Religion certainly has a great deal of ‘previous’ but there is the question of whether it has been the cause or the pretext.
 
There is a thought-provoking review in The Oldie magazine of a new book, ‘Fields of Blood; Religion and the History of Violence.
 
The main theme is that religion has been made a scapegoat for man’s inherent violence.
 
It must be a powerful argument that religion is used as an incitement to hatred, which is the undoubted case in Islamic terrorism, but it is another to say that religion is the cause when it is more likely to be the sense of humiliation and inadequacy that exists in the Arab world, and therefore jihad becomes an Arab phenomenon, not a religious uprising. It scarcely exists outside the Arab world. Terror in Pakistan and Afghanistan is tribal rather than religious.
 
Mankind are social creatures and this is surely more fundamental in causing conflict than religion per se. We form groups based on language, location, customs, family, tribe, pigment, religion and eventually as distinct races and cultures. Anyone who is not a member of the group is a mistrusted outsider, whether from the next village or another continent. Religious belief is probably the most powerful motivating force for extreme action; if our God is right the other must be Satan. Modern ‘religions’ embrace anti-Semitism, racism, nationalism, Communism and a whole raft of ‘isms’.
 
But no major war in the last two centuries has had religion as its main cause. They have all been based on territory, possession, power, wealth, domination; plus, of course, the deranged ambitions of dictators from Napoleon to Hitler.
 
In the final analysis, it is not about religion. It is about domination.
 
"The fault, dear Brutus, is ………in ourselves."

Wednesday, November 26, 2014

EU: 'The End is Nigh'....but how long, O Lord, how long?
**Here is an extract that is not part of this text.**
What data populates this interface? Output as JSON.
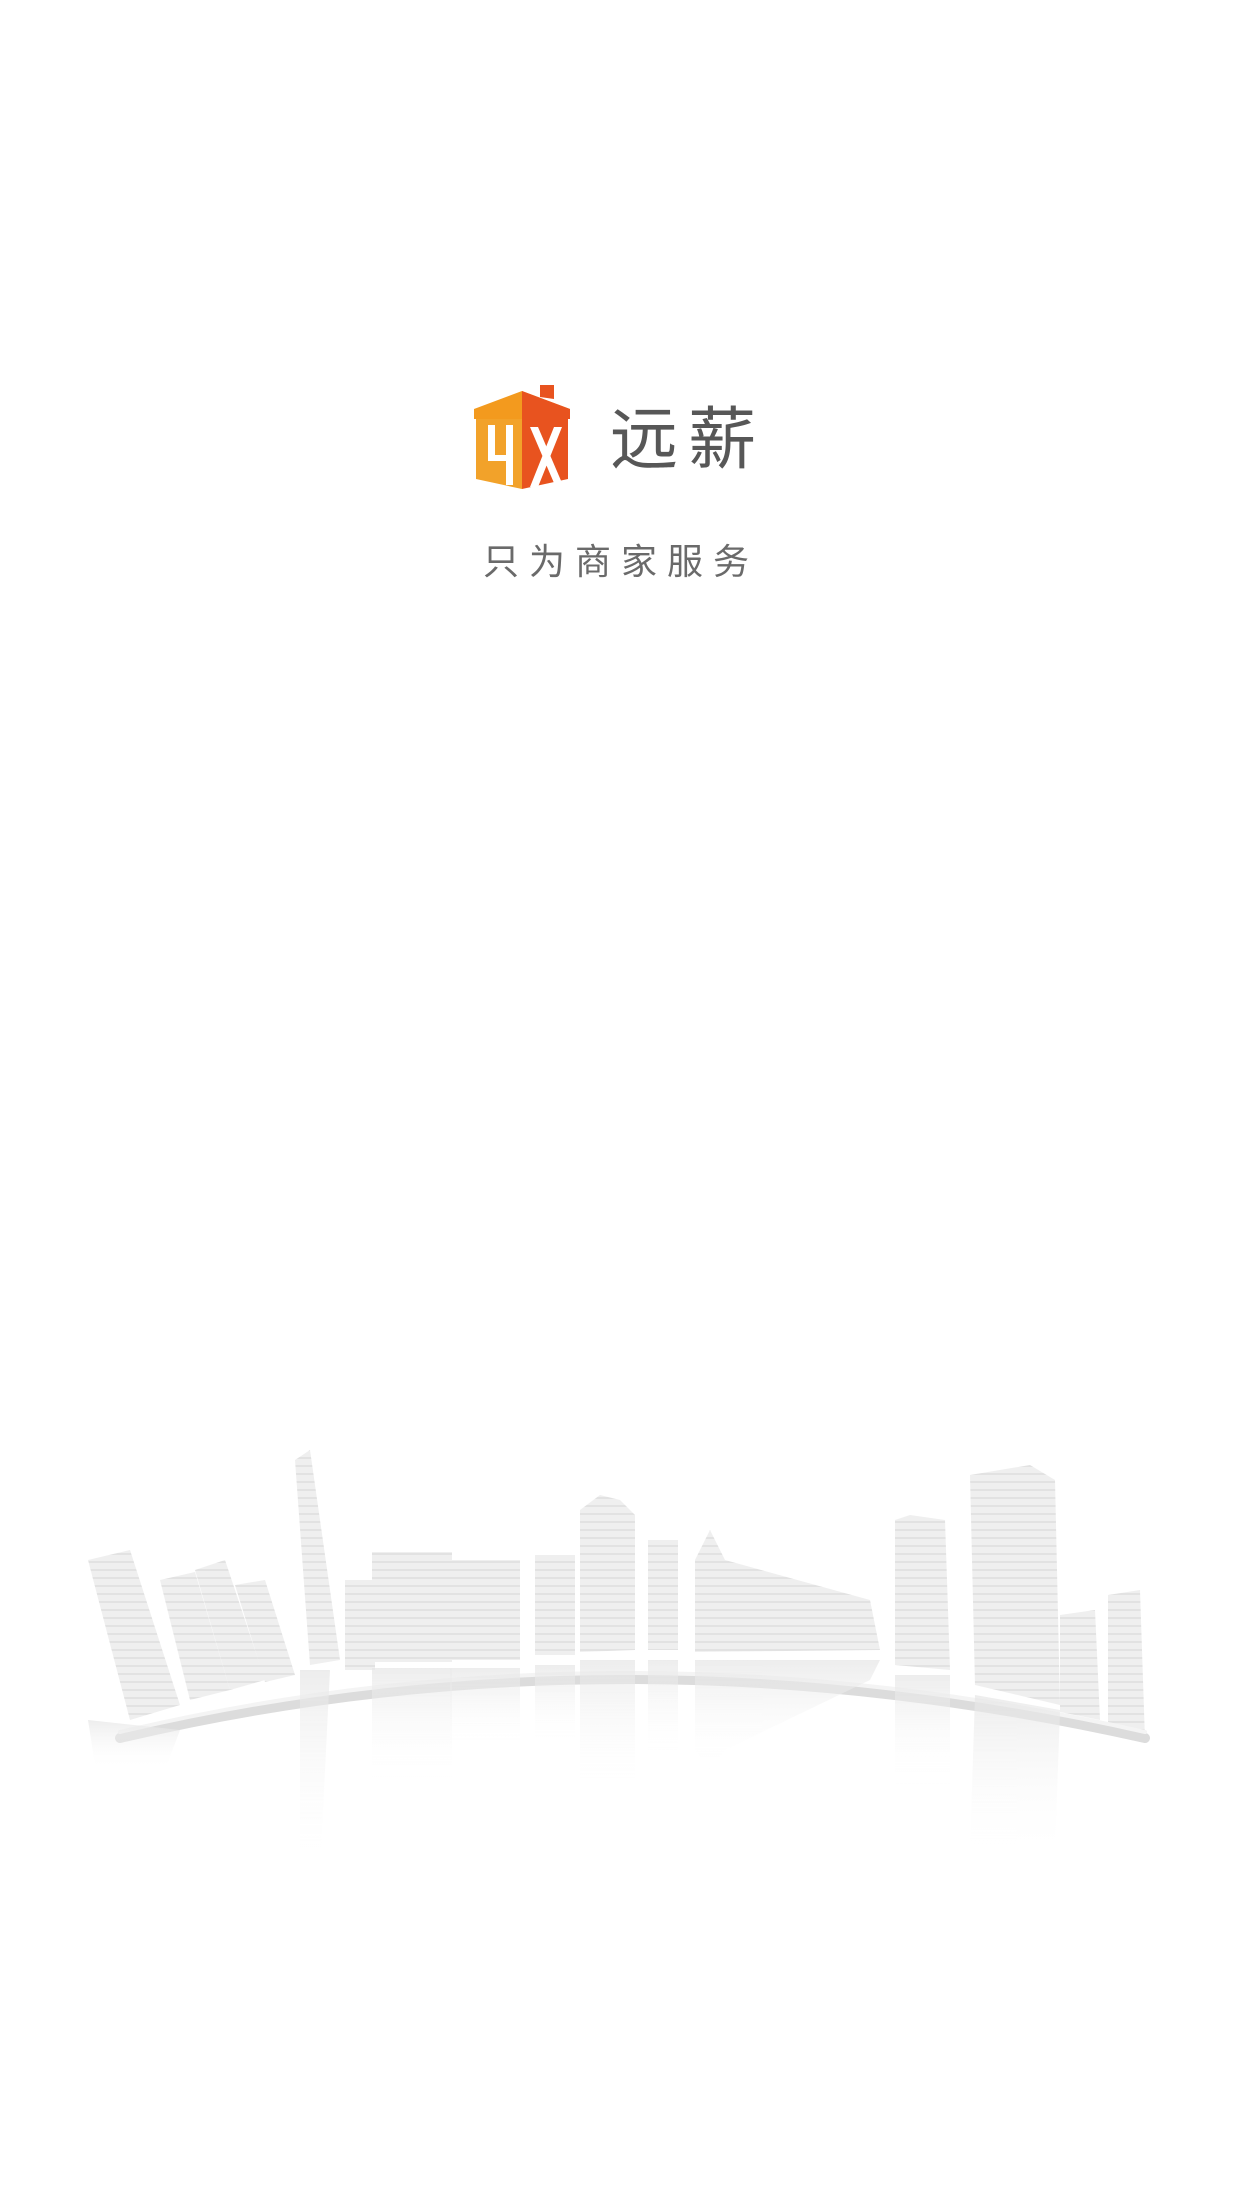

The EU is  like an old bull in the corrida de toros, staggering around full of barbs from the toreros knowing that the matador will finally put it out of its misery but unsure when. And yet however long this takes, the end is inevitable.
 
In all probability the collapse will begin with the Euro. The entire Eurozone economy is becoming a zombie.
 
Growth in Germany, the engine of Europe, has almost ceased. Their budget surplus is the highest in the world; domestic demand is moribund; the population is both aging and declining; public investment is totally inadequate with inevitable deterioration of infrastructure like roads, bridges and canals.
 
France is a basket case.
 
The Club Med stagers from crisis to crisis and has horrifying unemployment, especially among the young.
 
So who will be the matador? Step forward the unlikely figure of  the Pope.
 
In an astonishing address in Strasbourg, he castigated what he (and many) see as the EU’s failings.
 
He said ‘In recent years, as the European Union has expanded, there has been growing mistrust on the part of citizens towards institutions considered to be aloof, engaged in laying down rules perceived as insensitive to individual peoples, if not downright harmful. In many quarters we encounter a general impression of weariness and aging, of a Europe which is now a “grandmother”, no longer fertile and vibrant. As a result, the great ideas which once inspired Europe seem to have lost their attraction, only to be replaced by the bureaucratic technicalities of its institutions’.
 
He stuck in another barb.
 
He referred to ‘certain rather selfish lifestyles, marked by an opulence which is no longer sustainable and frequently indifferent to the world around us, and especially to the poorest of the poor. To our dismay we see technical and economic questions dominating political debate, to the detriment of genuine concern human beings.  Men and women risk being reduced to mere cogs in a machine that treats them as items of consumption to be exploited’.
 
Two more toreros have entered the corrida.
 
First up, Prodi, the former Brussels Mr Big.
 
He says that Britain is already in a state of withdrawal. Its clout in Brussels is at a very low ebb, partly because of Cameron’s inept diplomacy. The outcome has been that the smaller nations that formerly allied with the UK are now clustering around Germany. The political and economic shambles in France  has left only one player in the Premier League. The reality is that there is now a German Europe, when the original intention was a European Germany.
 
Brexit is likely to cause the whole rickety structure to fall apart like a dilapidated old building; no sudden collapse but a crumbling away so that it becomes uninhabitable. It will not be another Holy Roman Empire that lingered on for centuries.
 
Next, the admirable Owen Patterson, arguably the most able Minister in Cameron’s entourage (which may be why he was sacked).
 
His standpoint is that Britain wants nothing to do with ‘ever closer union’; its future is outside the federalising thrust and we must seize back control over treaty-making. Britain is no longer represented on international bodies which control and regulate much of the world economy. The EU is in charge. He rightly says that Britain should have its seat at the table.
 
He advocates a return to a Europe of the single market, with free trade and effective trading arrangements, and abandon the political aspects of the EU.
 
This all sounds like a case for Brexit. If this comes to pass, as seems increasingly possible, the whole construct will start to disintegrate.
 
And all this is coming from a senior Tory, not from Nigel Farage.
 
We live in interesting times!

 

Tuesday, November 18, 2014

The Tories need White Van Man..............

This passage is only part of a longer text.